Il campo di concentramento e i ricordi che feriscono: Gonars guarda al suo passato

GONARS. Sarà presentato oggi, alle 20.30, nella sala polifunzionale del centro civico di Gonars (a Fauglis, in via 4 novembre) il volume di interviste a cura di Francesca Ciroi e Annalisa Schiffo “Memorie della nostra gente. Il campo di concentramento fascista per internati jugoslavi di Gonars (1942-1943)”, edito da La Nuova Base. L’opera è stata realizzata con la collaborazione dell’Associazione storico culturale Stradalta di Gonars (presieduta da Marco Sicuro), che ha curato l’introduzione storica e l’apparato critico, dell’Amministrazione comunale di Gonars e di PromoTurismo Fvg. La notevole prefazione è di Ferruccio Tassin.

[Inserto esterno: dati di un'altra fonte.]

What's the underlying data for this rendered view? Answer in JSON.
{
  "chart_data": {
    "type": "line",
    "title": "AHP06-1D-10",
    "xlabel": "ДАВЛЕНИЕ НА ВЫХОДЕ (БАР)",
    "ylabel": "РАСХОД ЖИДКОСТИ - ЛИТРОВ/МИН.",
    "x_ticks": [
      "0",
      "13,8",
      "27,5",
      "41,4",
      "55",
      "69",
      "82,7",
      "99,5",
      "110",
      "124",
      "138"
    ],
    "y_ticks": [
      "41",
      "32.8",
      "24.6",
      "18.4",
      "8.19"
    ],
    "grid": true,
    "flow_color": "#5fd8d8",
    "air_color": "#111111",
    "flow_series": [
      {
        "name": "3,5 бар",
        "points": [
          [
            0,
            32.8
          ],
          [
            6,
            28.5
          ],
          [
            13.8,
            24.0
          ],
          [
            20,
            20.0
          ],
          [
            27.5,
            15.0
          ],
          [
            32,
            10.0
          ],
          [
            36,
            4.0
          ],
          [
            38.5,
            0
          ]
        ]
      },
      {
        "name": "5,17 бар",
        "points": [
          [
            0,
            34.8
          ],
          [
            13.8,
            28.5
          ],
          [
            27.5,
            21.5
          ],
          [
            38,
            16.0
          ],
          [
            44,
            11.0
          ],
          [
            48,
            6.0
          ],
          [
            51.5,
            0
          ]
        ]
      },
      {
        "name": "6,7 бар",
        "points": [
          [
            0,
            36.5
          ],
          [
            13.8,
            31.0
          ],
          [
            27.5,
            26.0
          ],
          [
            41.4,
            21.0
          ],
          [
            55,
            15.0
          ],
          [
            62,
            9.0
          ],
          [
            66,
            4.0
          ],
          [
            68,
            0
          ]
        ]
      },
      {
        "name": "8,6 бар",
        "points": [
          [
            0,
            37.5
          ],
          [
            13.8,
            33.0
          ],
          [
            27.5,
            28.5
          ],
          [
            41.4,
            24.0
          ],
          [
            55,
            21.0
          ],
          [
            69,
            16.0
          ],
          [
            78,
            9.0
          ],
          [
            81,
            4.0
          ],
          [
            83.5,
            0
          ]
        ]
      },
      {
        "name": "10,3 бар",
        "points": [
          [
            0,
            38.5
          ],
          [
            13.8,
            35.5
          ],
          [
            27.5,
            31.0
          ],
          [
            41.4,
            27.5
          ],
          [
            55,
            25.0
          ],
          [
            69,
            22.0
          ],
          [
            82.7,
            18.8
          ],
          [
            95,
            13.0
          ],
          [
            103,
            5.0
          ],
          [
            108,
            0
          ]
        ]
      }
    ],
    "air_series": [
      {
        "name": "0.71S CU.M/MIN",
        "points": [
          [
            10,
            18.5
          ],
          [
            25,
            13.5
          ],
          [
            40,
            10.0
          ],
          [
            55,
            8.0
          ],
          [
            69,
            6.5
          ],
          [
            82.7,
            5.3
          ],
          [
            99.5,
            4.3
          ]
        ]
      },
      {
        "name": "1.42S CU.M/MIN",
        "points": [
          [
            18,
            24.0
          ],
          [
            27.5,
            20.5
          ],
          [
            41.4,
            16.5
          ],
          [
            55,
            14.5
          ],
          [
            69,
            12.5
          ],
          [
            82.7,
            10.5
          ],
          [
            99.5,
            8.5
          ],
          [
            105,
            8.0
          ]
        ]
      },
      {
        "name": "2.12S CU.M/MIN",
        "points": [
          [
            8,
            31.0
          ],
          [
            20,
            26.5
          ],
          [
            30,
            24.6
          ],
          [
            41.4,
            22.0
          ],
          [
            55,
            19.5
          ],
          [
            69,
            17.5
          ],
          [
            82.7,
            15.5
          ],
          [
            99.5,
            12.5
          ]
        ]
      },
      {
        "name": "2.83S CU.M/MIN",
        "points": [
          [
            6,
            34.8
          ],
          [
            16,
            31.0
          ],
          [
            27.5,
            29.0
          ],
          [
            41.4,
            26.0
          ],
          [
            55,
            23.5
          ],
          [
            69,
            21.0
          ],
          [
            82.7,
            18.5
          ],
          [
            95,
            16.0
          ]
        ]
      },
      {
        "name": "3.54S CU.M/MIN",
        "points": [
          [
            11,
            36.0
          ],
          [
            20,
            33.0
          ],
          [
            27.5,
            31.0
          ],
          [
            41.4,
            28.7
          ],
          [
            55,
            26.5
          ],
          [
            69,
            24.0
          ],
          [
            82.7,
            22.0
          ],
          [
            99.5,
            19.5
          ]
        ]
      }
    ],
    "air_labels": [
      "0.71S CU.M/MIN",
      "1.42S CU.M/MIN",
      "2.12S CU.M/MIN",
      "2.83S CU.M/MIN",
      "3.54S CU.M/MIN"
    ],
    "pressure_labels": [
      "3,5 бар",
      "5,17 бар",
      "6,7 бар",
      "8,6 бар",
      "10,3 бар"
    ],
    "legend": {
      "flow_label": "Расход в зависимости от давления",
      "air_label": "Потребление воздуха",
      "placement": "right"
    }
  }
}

«Quella del Campo di concentramento di Gonars è una storia necessaria che non deve essere ricordata solo in occasione della commemorazione di inizio novembre», afferma Marco Sicuro. Il campo di concentramento di Gonars, che giunse a contenere oltre 6 mila prigionieri provenienti dalla cosiddetta “Provincia italiana di Lubiana”, protrasse le sue funzioni sino alla dichiarazione dell’Armistizio.
In più occasioni, la popolazione locale aiutò e sostenne i prigionieri finalmente liberati. Di quella angosciante struttura resta ben poco: perciò, nel 2009, l’Amministrazione comunale di Gonars ha fatto erigere lungo la Stradalta alcune steli commemorative; ma contribuiscono al ricordo anche le urne di 471 persone collocate nel sacrario inaugurato nel 1973, meta di pellegrinaggio di cittadini sloveni e croati che, assieme alle loro autorità governative, ogni novembre rendono omaggio ai connazionali defunti.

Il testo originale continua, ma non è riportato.